Premiazione della classe vincitrice per la categoria Scuola Secondaria di secondo grado: la classe 2BS dell' IPS “Garbin” – Schio (VI) con le docenti - ph Davide Carioni (tutti i diritti riservati)

 

Muovendomi attraverso disegni, fiabe, poesie, racconti realizzati dai ragazzi ho pensato alla mia maestra delle elementari e alla fortuna che ci siano insegnanti, educatori e mediatori così capaci nell’aiutare a esprimere, guidare e valorizzare il potenziale, le emozioni e le qualità che ogni alunno ha, ma che ha bisogno di scoprire e prenderne confidenza.

La scuola, insieme alla famiglia, è il luogo centrale per la crescita, la formazione, l’educazione ancora prima che per l’istruzione.
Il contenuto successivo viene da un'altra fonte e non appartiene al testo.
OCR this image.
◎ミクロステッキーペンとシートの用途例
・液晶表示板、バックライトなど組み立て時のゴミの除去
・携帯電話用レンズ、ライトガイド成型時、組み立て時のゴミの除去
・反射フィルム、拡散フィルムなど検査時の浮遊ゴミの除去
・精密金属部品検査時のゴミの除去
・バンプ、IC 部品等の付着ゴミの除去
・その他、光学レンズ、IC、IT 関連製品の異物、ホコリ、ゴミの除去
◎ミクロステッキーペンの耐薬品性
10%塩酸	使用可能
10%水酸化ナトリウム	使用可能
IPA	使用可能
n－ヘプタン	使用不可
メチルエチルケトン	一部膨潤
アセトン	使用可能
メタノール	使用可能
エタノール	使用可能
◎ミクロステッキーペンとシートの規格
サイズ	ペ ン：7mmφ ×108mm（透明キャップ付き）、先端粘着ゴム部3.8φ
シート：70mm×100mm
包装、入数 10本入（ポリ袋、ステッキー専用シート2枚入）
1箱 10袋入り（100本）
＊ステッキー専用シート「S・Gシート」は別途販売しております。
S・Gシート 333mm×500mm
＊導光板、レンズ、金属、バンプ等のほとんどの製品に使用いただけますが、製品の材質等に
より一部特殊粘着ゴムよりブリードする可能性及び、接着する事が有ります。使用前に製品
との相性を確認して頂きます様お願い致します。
Nelle aule delle nostre scuole si formano gli adulti di domani; un luogo per fare cultura e per introdurre una nuova visione di società libera da stereotipi.

Premiazione delle docenti dell' IC “M. Saba” – Elmas (CA) classificatesi al primo e terzo posto per la categoria Scuola dell'Infanzia - ph Davide Carioni (tutti i diritti riservati)

E il museo può diventare una sua naturale estensione, una palestra per la fantasia, la scoperta emotiva e sociale, la possibilità di espandere gli orizzonti e favorire una interazione e una narrazione orizzontale.

Premiazione della classe vincitrice per la categoria Scuola Primaria: la 4B dell' IC “Sarnelli” plesso “G. Rodari” – Polignano a Mare (BA) con l'insegnante Anna Maria Intini - ph Davide Carioni (tutti i diritti riservati)

Per questo  un ringraziamento va a Maria Elena Magro responsabile Educational del MUDEC, e al suo staff, per l’ospitalità e la professionalità nel coordinare tutte le attività della giornata.